L'Accademia del Gusto ha avviato l'Anno Accademico 2026 con un primo appuntamento organizzato da Roberta Buonarrico e Roberto Colombo a Porto Venere dedicato al rapporto alimentazione, salute e longevità.
Nell'introdurre la serata, prima dell'inizio della cena, il Presidente dell'Accademia del Gusto Nicola Carozza ha rivolto ai soci l'augurio di buon anno, richiamando il valore della convivialità come spazio di confronto e condivisione.
Successivamente, nel tempo di attesa tra il primo e il secondo piatto, Carozza è intervenuto nuovamente per presentare il relatore Roberto Colombo, medico chirurgo specializzato in Odontostomatologia e accademico. Il suo contributo, supportato da slide, è stato seguito con molta attenzione dai commensali e si è concentrato sul tema della longevità intesa come qualità della vita nel tempo.
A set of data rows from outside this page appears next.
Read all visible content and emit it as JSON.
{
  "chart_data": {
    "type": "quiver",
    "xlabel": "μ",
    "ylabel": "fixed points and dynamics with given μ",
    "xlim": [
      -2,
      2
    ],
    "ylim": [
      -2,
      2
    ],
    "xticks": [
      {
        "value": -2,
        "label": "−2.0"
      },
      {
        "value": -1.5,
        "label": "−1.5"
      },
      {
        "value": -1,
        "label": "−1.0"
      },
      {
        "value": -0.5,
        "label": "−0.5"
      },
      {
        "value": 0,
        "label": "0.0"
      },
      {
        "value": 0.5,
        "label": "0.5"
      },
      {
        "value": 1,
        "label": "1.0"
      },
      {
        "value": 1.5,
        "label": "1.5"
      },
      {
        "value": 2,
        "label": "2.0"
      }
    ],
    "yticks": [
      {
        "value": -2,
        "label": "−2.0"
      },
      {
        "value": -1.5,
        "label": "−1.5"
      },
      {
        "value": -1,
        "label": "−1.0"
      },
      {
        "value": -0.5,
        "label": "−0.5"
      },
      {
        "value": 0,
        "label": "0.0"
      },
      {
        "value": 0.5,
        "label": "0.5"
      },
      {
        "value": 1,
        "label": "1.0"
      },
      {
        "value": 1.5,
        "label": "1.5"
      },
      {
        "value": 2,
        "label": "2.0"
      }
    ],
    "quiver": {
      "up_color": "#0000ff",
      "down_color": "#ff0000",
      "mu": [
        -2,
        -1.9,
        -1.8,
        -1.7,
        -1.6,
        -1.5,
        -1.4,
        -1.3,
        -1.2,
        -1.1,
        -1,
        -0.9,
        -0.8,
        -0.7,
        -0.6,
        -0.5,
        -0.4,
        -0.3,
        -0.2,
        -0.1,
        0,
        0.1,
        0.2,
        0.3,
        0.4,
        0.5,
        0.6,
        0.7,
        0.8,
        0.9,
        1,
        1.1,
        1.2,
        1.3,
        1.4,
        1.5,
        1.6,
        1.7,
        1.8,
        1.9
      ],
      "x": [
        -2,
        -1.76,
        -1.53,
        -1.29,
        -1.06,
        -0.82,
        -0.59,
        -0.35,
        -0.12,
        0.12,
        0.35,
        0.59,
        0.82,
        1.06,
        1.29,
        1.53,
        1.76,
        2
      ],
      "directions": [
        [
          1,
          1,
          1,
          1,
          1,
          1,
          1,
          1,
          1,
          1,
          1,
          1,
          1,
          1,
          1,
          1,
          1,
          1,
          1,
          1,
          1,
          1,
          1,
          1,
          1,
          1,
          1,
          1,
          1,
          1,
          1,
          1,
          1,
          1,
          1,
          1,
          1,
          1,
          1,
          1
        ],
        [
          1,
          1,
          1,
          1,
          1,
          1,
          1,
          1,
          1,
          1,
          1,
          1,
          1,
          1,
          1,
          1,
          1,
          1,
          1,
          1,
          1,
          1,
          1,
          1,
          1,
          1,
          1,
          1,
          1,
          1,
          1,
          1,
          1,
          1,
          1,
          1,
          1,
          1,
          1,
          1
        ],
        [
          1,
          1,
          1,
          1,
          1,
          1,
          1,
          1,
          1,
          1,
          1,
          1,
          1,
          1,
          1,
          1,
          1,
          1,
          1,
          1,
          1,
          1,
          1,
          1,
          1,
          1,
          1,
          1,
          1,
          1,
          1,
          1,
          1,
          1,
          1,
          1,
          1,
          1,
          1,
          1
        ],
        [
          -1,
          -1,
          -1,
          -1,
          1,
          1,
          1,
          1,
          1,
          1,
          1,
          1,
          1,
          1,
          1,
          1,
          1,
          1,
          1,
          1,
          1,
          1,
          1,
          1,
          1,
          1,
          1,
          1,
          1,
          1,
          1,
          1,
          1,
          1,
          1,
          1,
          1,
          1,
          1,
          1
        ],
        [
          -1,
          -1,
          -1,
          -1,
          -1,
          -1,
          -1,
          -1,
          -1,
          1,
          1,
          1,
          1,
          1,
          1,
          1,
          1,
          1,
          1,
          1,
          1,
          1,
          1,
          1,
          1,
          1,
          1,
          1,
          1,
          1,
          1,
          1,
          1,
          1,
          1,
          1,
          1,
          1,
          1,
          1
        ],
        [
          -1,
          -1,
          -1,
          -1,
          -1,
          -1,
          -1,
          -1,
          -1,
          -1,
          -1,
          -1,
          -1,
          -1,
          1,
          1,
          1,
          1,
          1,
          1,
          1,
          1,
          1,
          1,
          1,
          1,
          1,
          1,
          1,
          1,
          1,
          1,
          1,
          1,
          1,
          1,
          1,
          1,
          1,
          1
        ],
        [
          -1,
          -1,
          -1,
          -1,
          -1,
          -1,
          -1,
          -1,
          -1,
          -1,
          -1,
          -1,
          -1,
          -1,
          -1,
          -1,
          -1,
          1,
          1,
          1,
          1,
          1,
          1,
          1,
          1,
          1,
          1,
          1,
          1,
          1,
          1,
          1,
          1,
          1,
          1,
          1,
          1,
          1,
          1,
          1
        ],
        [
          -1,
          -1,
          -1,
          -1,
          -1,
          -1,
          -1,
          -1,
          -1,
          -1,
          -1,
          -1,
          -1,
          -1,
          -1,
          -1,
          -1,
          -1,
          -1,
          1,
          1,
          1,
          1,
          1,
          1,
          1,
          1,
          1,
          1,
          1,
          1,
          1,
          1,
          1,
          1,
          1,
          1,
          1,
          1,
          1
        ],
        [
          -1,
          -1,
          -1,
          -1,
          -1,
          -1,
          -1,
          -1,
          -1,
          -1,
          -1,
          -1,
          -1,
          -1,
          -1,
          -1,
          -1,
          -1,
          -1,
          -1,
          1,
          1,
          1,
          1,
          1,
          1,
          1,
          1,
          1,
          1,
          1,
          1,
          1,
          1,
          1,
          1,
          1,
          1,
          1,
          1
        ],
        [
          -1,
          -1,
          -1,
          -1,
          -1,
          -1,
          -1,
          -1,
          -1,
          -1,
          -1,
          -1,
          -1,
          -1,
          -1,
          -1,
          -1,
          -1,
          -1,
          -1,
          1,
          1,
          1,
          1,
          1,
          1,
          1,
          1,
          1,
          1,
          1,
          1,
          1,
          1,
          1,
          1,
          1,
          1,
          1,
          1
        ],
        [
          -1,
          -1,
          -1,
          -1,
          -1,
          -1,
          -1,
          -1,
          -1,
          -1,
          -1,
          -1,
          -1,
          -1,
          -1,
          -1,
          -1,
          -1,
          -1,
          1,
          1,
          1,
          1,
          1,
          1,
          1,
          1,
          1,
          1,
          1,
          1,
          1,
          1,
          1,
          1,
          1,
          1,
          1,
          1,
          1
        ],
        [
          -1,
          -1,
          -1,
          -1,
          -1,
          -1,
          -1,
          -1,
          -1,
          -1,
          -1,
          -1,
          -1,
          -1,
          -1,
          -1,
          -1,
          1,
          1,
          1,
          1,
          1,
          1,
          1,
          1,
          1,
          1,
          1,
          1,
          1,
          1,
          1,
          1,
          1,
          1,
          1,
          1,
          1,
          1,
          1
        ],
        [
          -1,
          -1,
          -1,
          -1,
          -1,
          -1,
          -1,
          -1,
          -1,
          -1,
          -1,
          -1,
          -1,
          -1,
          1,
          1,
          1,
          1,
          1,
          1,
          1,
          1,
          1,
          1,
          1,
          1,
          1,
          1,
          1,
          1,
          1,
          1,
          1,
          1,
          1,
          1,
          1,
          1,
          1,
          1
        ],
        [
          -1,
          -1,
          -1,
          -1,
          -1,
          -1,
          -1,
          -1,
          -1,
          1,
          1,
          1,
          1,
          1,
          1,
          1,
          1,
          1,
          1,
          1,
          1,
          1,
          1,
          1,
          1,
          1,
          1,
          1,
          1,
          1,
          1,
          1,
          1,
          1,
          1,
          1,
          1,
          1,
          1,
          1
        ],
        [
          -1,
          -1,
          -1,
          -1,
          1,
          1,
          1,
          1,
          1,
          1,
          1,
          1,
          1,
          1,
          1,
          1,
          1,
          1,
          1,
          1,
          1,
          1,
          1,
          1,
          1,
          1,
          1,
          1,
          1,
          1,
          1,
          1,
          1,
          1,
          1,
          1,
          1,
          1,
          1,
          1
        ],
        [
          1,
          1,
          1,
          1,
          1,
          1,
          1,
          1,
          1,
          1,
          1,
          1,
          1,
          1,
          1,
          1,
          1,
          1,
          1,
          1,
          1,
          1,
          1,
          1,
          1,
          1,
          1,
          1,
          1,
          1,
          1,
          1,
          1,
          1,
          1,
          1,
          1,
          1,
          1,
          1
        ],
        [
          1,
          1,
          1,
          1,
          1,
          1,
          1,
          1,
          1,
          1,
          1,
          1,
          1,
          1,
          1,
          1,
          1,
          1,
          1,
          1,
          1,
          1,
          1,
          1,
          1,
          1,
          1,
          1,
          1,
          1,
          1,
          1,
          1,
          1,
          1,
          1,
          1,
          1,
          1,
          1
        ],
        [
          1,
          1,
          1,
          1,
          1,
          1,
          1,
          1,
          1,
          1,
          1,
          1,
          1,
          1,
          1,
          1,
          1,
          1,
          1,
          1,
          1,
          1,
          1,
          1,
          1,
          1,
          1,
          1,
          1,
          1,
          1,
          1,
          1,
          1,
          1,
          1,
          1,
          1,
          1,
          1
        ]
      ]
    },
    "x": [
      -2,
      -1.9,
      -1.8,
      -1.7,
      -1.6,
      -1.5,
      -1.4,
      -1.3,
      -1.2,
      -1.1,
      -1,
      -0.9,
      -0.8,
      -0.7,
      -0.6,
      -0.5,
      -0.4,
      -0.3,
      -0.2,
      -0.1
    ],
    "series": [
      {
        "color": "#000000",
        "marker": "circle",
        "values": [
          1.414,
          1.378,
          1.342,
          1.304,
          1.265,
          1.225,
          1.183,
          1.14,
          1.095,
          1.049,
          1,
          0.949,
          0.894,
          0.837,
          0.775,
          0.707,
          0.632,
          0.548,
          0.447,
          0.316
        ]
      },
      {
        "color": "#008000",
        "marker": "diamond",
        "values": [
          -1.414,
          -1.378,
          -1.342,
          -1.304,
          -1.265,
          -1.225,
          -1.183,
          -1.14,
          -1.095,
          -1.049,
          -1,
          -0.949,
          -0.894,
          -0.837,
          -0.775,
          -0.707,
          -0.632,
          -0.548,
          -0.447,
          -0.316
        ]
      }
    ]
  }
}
In modo sintetico, Colombo ha richiamato il concetto di "inflammaging", lo stato di infiammazione cronica di basso grado che accelera l'invecchiamento, indicando tra i principali fattori di rischio un'alimentazione pro-infiammatoria, la sedentarietà, lo stress e la scarsa qualità del sonno. A questi ha affiancato indicazioni pratiche: dieta di tipo mediterraneo, attività fisica regolare e maggiore attenzione all'equilibrio quotidiano, come strumenti per sostenere il benessere generale. Sono seguite domande di Mario Santi, Valter Taglieri, Valeria Olivieri e Manrico Parma.
Il momento di approfondimento si è inserito in una cena al Ristorante Il Pescatore nella quale lo chef Massimiliano Olivieri ha proposto un menu con zuppa di legumi con calamari e muscoli come apertura, ravioli di pesce al sugo di scorfano come primo e la frittura mista di pesce con patate a seguire.
Al termine di questa serata che ha intrecciato gusto e riflessione la consueta consegna del gagliardetto dell'Associazione.